This is a brief report about the capstone project of the Data Science Specialization at Coursera. It reports some data exploration about the dataset (blogs, news and twitter) and ideas to create a prediction model for the word prediction algorithm.
setwd("~/Documents/git/DataScienceCapstone")
library(tm) # text mining
library(wordcloud) # wordcloud plot
library(RColorBrewer) # nice colour for plotting
library(ggplot2) # standard plot package
library(scales) # features for our plots
library(magrittr) # %>% operator
library(stringr) # for string operations
library(dplyr) # data manipulation
library(reshape2) # melt, for data manipulation
In this step we look at the file size and the number of lines in each one of them.
#Size of the files
blogsSize <- file.size("final/en_US/en_US.blogs.txt") / 1024^2
newsSize <- file.size("final/en_US/en_US.news.txt") / 1024^2
twitterSize <- file.size("final/en_US/en_US.twitter.txt") / 1024^2
# Read files
blogs <- readLines("final/en_US/en_US.blogs.txt")

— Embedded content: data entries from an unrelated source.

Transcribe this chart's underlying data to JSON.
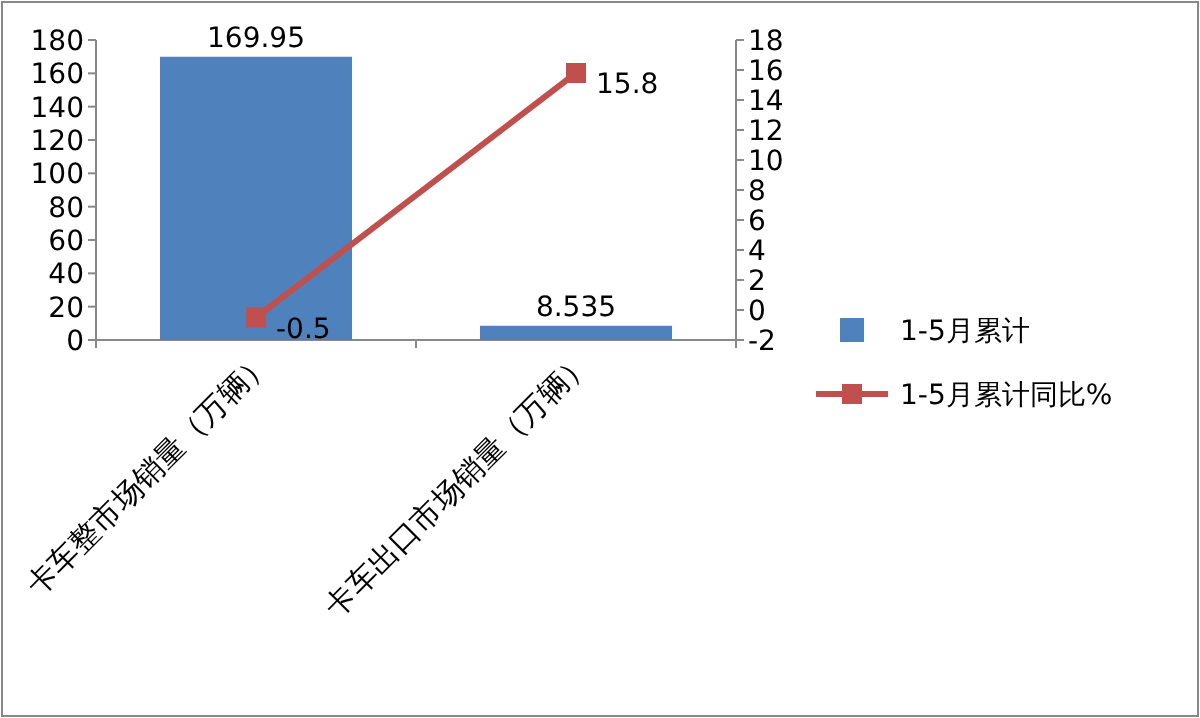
{
  "chart_data": {
    "type": "bar",
    "categories": [
      "卡车整市场销量（万辆）",
      "卡车出口市场销量（万辆）"
    ],
    "series": [
      {
        "name": "1-5月累计",
        "color": "#4f81bd",
        "values": [
          169.95,
          8.535
        ]
      },
      {
        "name": "1-5月累计同比%",
        "type": "line",
        "axis": "y2",
        "color": "#c0504d",
        "values": [
          -0.5,
          15.8
        ]
      }
    ],
    "ylim": [
      0,
      180
    ],
    "yticks": [
      0,
      20,
      40,
      60,
      80,
      100,
      120,
      140,
      160,
      180
    ],
    "y2lim": [
      -2,
      18
    ],
    "y2ticks": [
      -2,
      0,
      2,
      4,
      6,
      8,
      10,
      12,
      14,
      16,
      18
    ],
    "marker": "square",
    "data_labels": true,
    "legend": "right",
    "grid": false
  }
}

news <- readLines("final/en_US/en_US.news.txt")
twitter <- readLines("final/en_US/en_US.twitter.txt")
# Calculate number of lines
blogsLines <- length(blogs)
newsLines <- length(news)
twitterLines <- length(twitter)
fileSummary <- NULL
fileSummary$Source <- c("Blogs", "News", "Twitter")
fileSummary$Size <- c(blogsSize, newsSize, twitterSize)
fileSummary$Lines <- c(blogsLines, newsLines, twitterLines)
fileSummary <- as.data.frame(fileSummary)
This plots shows a correlation betwwen the file size and the number of lines. Twitter has the most lines, but as its max character number is 140, its file size is lower than news and blogs.
ggplot(fileSummary, aes(x = Size, y = Lines, colour = Source)) +
geom_point(size = 4) +
xlab("Size [mb]") +
ylab("Number of lines") +
labs(title = "Sources") +
scale_y_continuous(labels = comma)
# Read first 1000 rows
blogs <- readLines("final/en_US/en_US.blogs.txt", n = 1000)
news <- readLines("final/en_US/en_US.news.txt", n = 1000)
twitter <- readLines("final/en_US/en_US.twitter.txt", n =1000)
data <- as.data.frame(cbind(blogs, news, twitter))
data <- data %>%
mutate(blogsLength = str_length(blogs),
newsLength = str_length(news),
twitterLength = str_length(twitter)) %>%
select(blogsLength, newsLength, twitterLength) %>%
melt(variable.name = "Source", value.name = "Length")
This graph is a mix of a box plot and histogram, showing the range of each observation
ggplot(data, aes(x = Source, y = Length)) +
geom_violin(fill = "blue", alpha = 0.5) +
ylab("Number of character")
corpus = c(blogs, news, twitter)
cp <- Corpus(VectorSource(corpus))
cp <- cp %>%
tm_map(content_transformer(tolower)) %>%
tm_map(removeNumbers) %>%
tm_map(removePunctuation) %>%
tm_map(stripWhitespace) %>%
tm_map(removeWords, stopwords("english"))
cpDtm <- TermDocumentMatrix(cp)
m <- as.matrix(cpDtm)
v <- sort(rowSums(m), decreasing = TRUE)
d <- data.frame(word = names(v),freq=v)
head(d,10)
## word freq
## said said 304
## will will 260
## one one 255
## just just 250
## like like 248
## can can 192
## time time 192
## new new 186
## get get 171
## dont dont 146
This next plot show the top 200 words found in this samples (3,000 observations)
set.seed(1)
wordcloud(words = d$word, freq = d$freq, min.freq = 1,
max.words = 200, random.order = FALSE, rot.per = 0.35,
colors = brewer.pal(8,"Dark2"))
Looking only for our top 10 words (after removing the stop words), give us a insight of the most used words in the English language
sample <- d[1:10,]
ggplot(sample, aes(x = reorder(word, freq), y = freq)) +
geom_col(fill = "darkgreen") +
coord_flip() +
xlab("Top 10 words") +
ylab("Frequency")
For the next steps in this capstone, the counting of n-grams of two and three words will be done, and predictions models will be tested to see how to find a good fit between precision, memory management and process time.